Events on other fronts and in other sectors ultimately derailed Falkenhayn’s Verdun offensive. He was forced in June to transfer some of his troops to the Eastern Front to deal with the offensive masterminded by Russian general Aleksei Brusilov. The real turning point, though, came on the first day of July when the British unleashed their massive assault on the Somme. The Somme Offensive put Germans on the defensive.
The German Fifth Army forced its way closer to Fort Souville on July 11, which had been hit by more than 38,000 shells since April. Although they came to within just two miles of the city, Falkenhayn’s exhausted forces could advance no closer. The French defenses had held. Indeed, by that time the French had switched to the offensive.
Falkenhayn had lost the initiative. His grand plan had led only to another slugging match between entrenched armies. Kaiser Wilhelm demanded to know when the Verdun offensive would destroy the French army. But his general could only insist that his plan would soon succeed. He was wrong.
Verdun was no longer the focus of the Western Front. Falkenhayn cancelled the assault on July 12 and held his ground. But the pugnacious Kaiser had at last had enough. He ordered Falkenhayn relieved of command by the general staff. Disgraced by his association with the worst debacle in the history of the German army, the proud but still arrogant general left the field. He was sent to command the Ninth Army in Transylvania to capture the capital city of Bucharest.
The Kaiser demanded that the new chief of the general staff, Paul von Hindenburg, find a way to withdraw from Verdun in the least costly way. The fighting continued for another four months, with the French slowly regaining ground and re-taking the forts. The French retook Fort Douaumont on October 24 with surprisingly little effort.
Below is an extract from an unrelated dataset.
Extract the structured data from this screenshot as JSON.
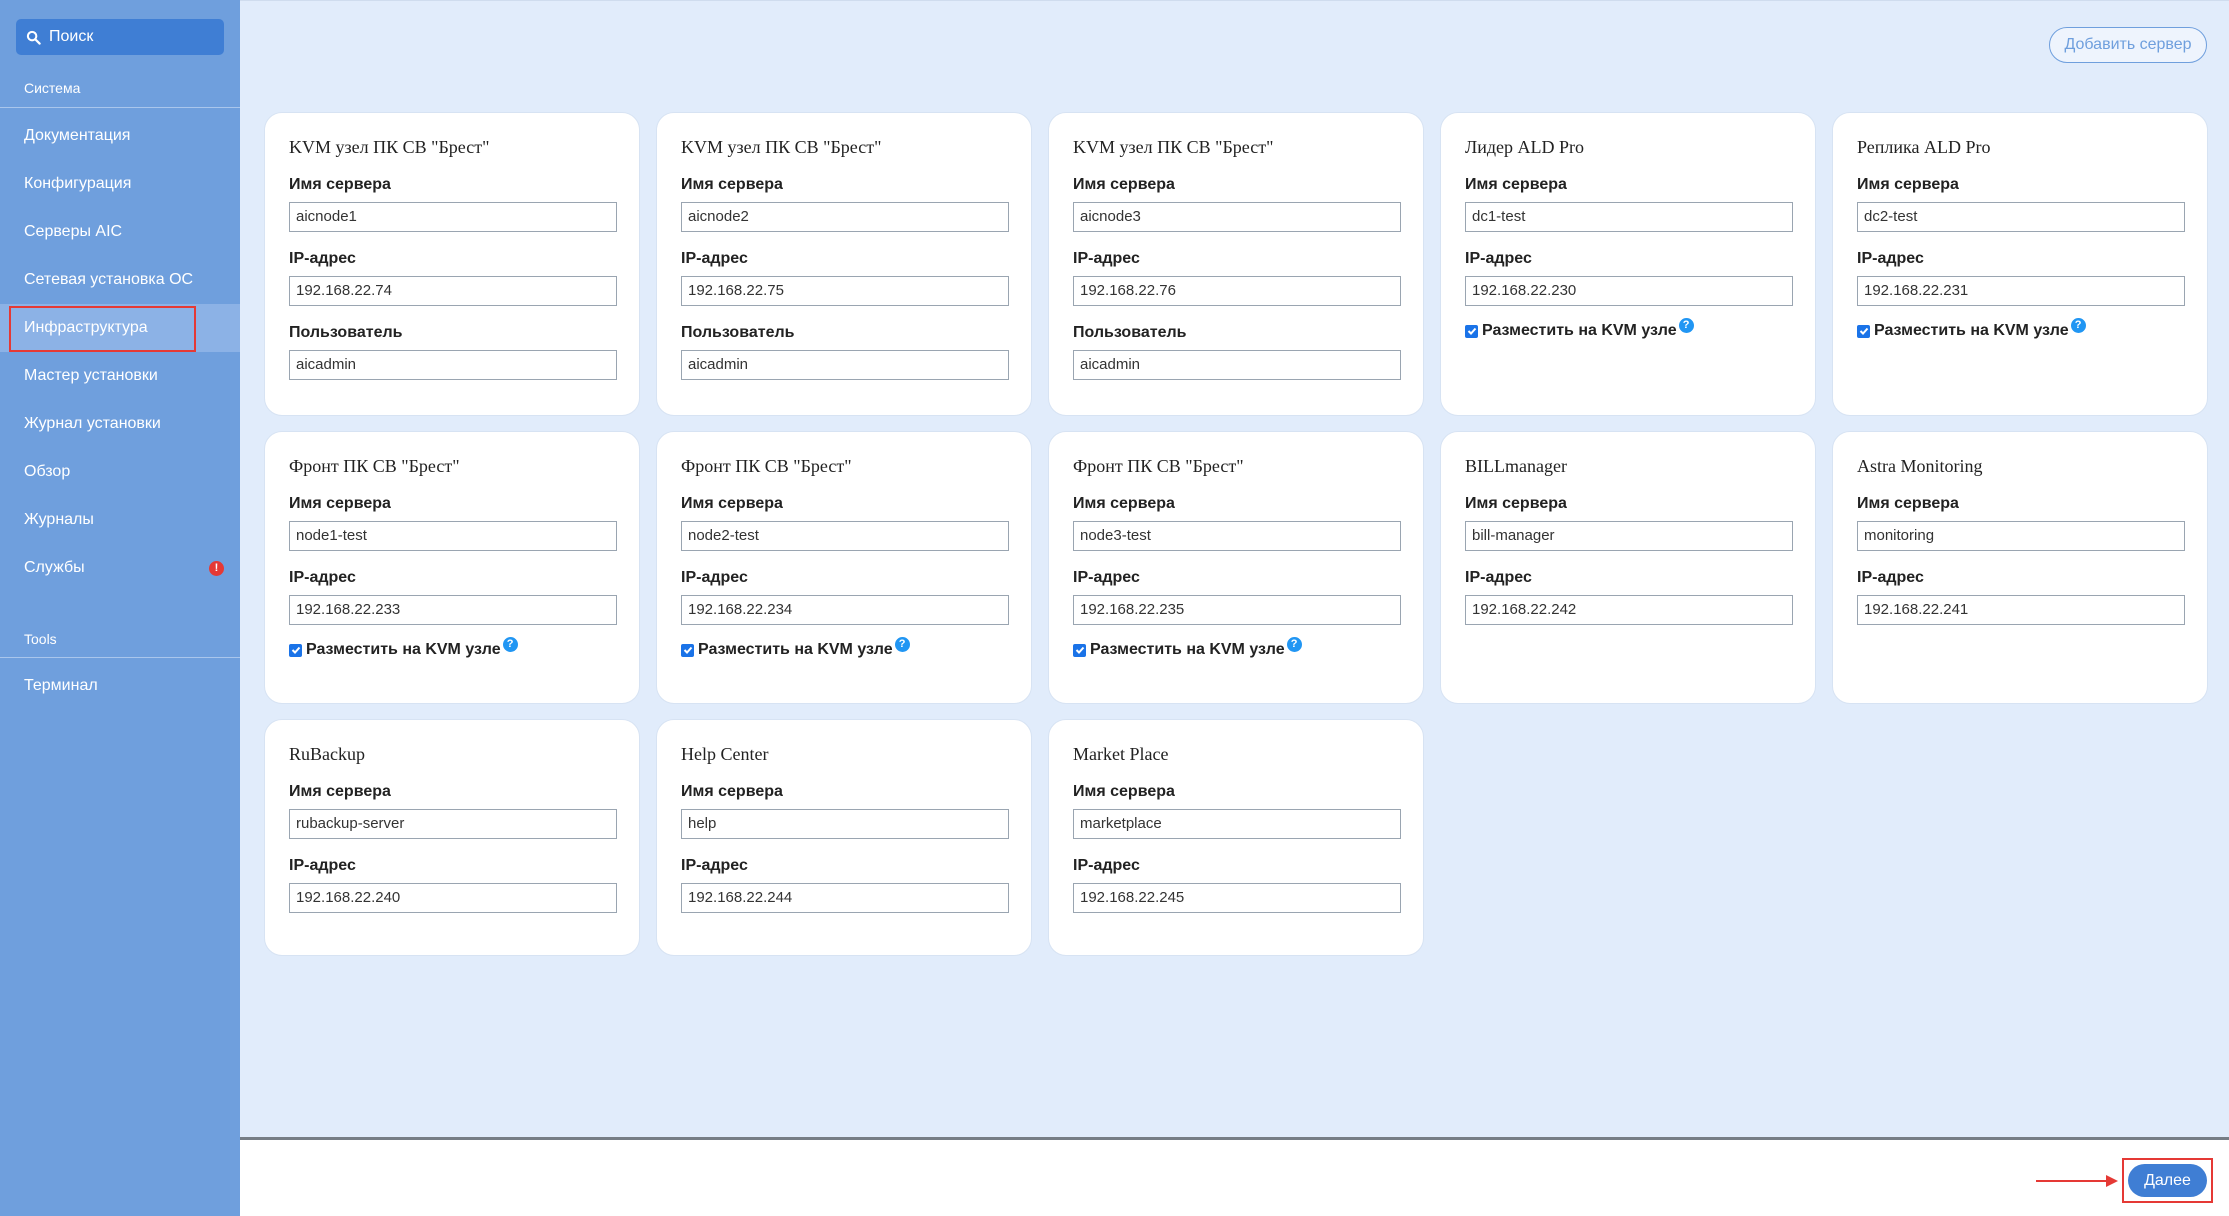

A larger attack, preceded by heavy artillery fire on December 15 re-captured much of the ground lost since the opening of the battle.
The French revenge was total. The shattered German troops were pushed back to the lines from where they had moved out in February. The Kaiser’s demoralized troops threw down their arms. The French rounded up 11,000 prisoners. From that point on, the Supreme Army Command committed nearly all its reserves on the Western Front to the Somme sector.
The Battle of Verdun had been an unremitting fight from February 21, 1916, to December 18, 1916. Verdun had changed the course of the war, but not in the way Falkenhayn had predicted. It proved to be a costly defeat for Germany, and an even more costly victory for France. Falkenhayn’s pledge that only two Germans would die for every five Frenchmen turned out to be nothing more than an empty boast. As events turned out, the ratio was closer to four to five.
When the battle drew to a close, more than one million men had died or been maimed in the great battle. To this day only 290,000 bodies have been recovered, with less than two-thirds identified. More than 700,000 dead soldiers are unaccounted for at Verdun.
The outcome of the Battle of Verdun stands as a metaphor for the stagnant trench warfare of World War I. By the time the terrible battle drew to a close in mid-December, the French had returned roughly to their position before the battle began. Little had been gained by either side, and so much lost.